Since the doctor in Cuba had sent Donna hollow-eyed out of his office, too far gone for a safe abortion, we had gradually narrowed the possibilities down to the only one available at that place and time: we would get married.

The problem was how to do it without getting kicked out of college.

We reasoned that if it were a fait complit they would have pity on us, and maybe even let us into the married student housing, World War II barracks off campus where the rent was minimal. Mostly graduate students and new faculty members lived there, but we knew at least one couple with a kid who were still undergraduates. Granted they were married when they arrived on the campus, him on the GI bill.

This time we didn’t try to rope anyone into going along as witnesses. The justice of the peace in a small Georgia town called his wife out of the kitchen to sign the certificate, and he himself signed. When we got back to Tallahassee, Georg had arranged a dinner party in the Cherokee Hotel.

My brother Jack was there with his girl friend, whom he would soon marry. David Wade, the poet with whom I had tried to land a job in Long Beach at the Lido hotel, recited his poem “Beheaded the Peacock,” and Georg made spastic toasts with Mogen David wine. The most memorable dish was the salad. Each of us was served a quarter of a head of cabbage with a red sauce reputed to be Russian. I think Donna ate shrimp cocktail as a main course.

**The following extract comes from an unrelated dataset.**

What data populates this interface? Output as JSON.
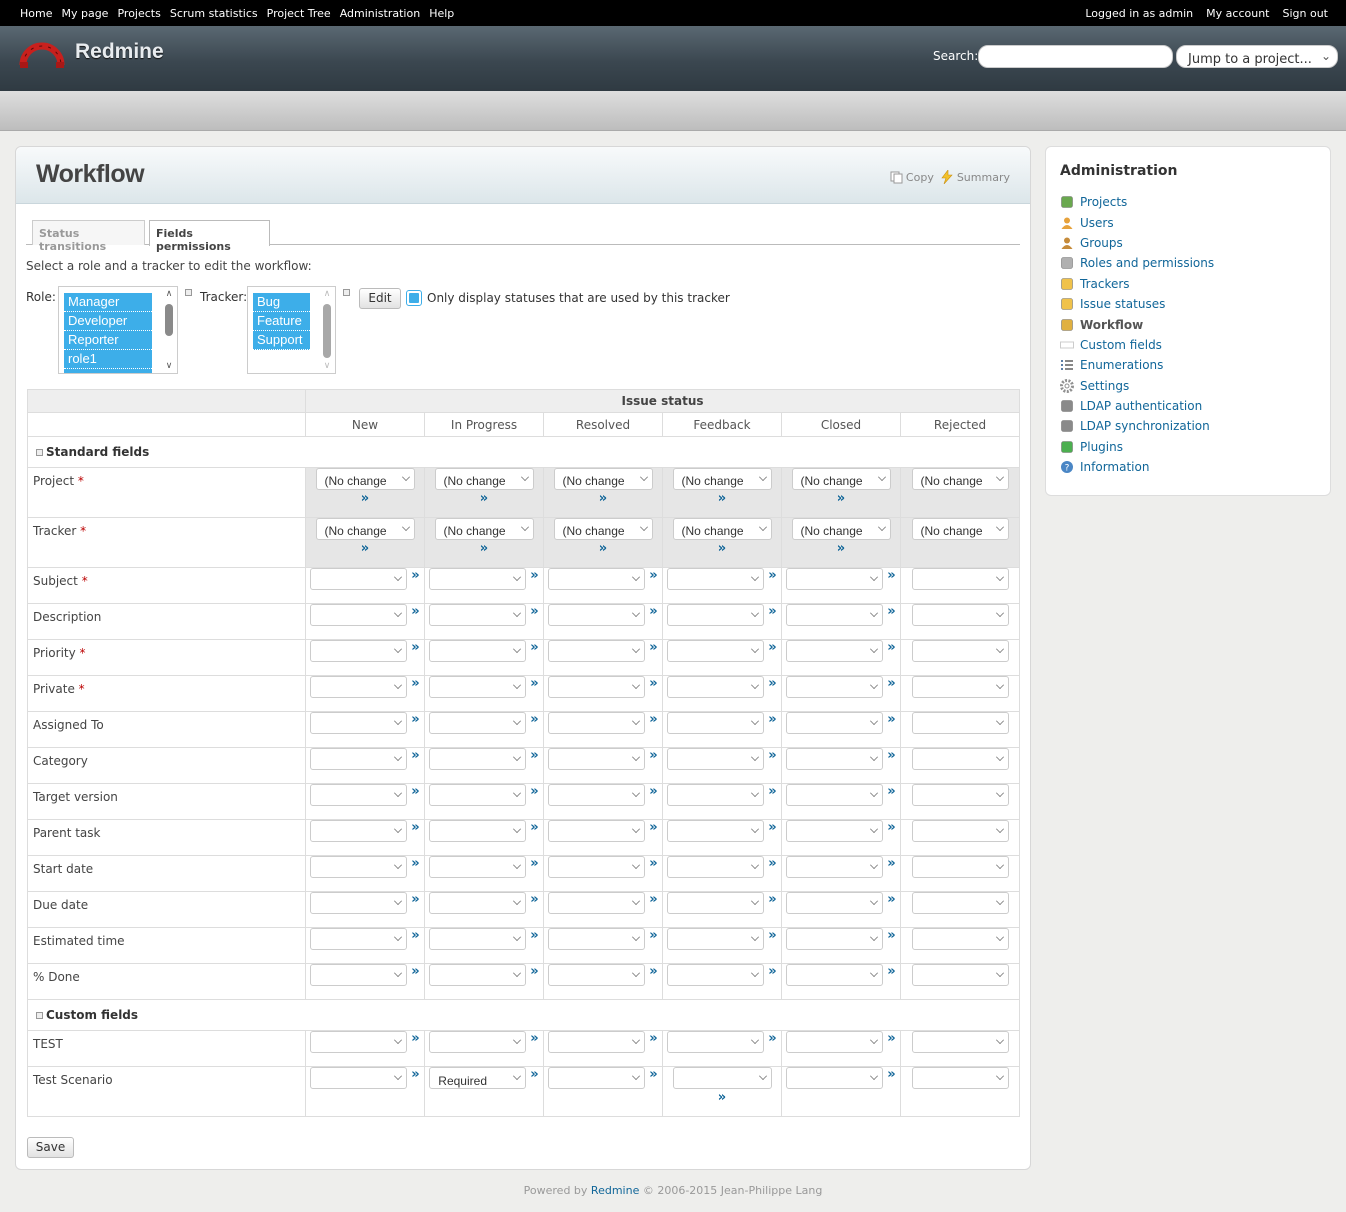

After dinner, Donna and I returned to the basement apartment I had been until a few days ago been sharing with David Wade. We made love with the kind of abandon you can enjoy only when you know pregnancy is no longer a worry.

A few days later, I woke up slightly after dawn, and Donna was sitting up on the bed, her back against the wall. In her hand was the butcher knife from the kitchen. She didn’t look as though she would use it on me; rather it seemed as if she had been warding something off as I slept. I gently slipped the knife from her fingers and shivered at the blankness of her blue eyes.

The labor was long and terrible. I had to hold her on the bed, sometimes with the help of a nurse. Once she tried to get out the third story window, so much in pain was she.

John Patrick weighed over 12 pounds, and in the end they had to make a cut.

From then on, she noticeably came more and more to resemble her grandmother, her father’s crazy mother. Not only physically, but in her manner and gesture. It was not a pleasant thought, that the object of my passion was on her way to being a bright-eyed crone, fond of cats, putting on the flesh during a whole lifetime.

When, to top it off, she showed little interest in sex, and once left her diaphragm in for so long she became infected, the strain started to get to me.

I held down two jobs – that’s a sixteen-hour day, and played the occasional weekend gig with a trio back in Eau Gallie. Riding the straight concrete band of State 50 toward home in the middle of a Saturday night was suicidal. Only the wide verge saved my butt, although the swamps could have taken their toll.

So in fact the stage was already set for the drama about to unfold.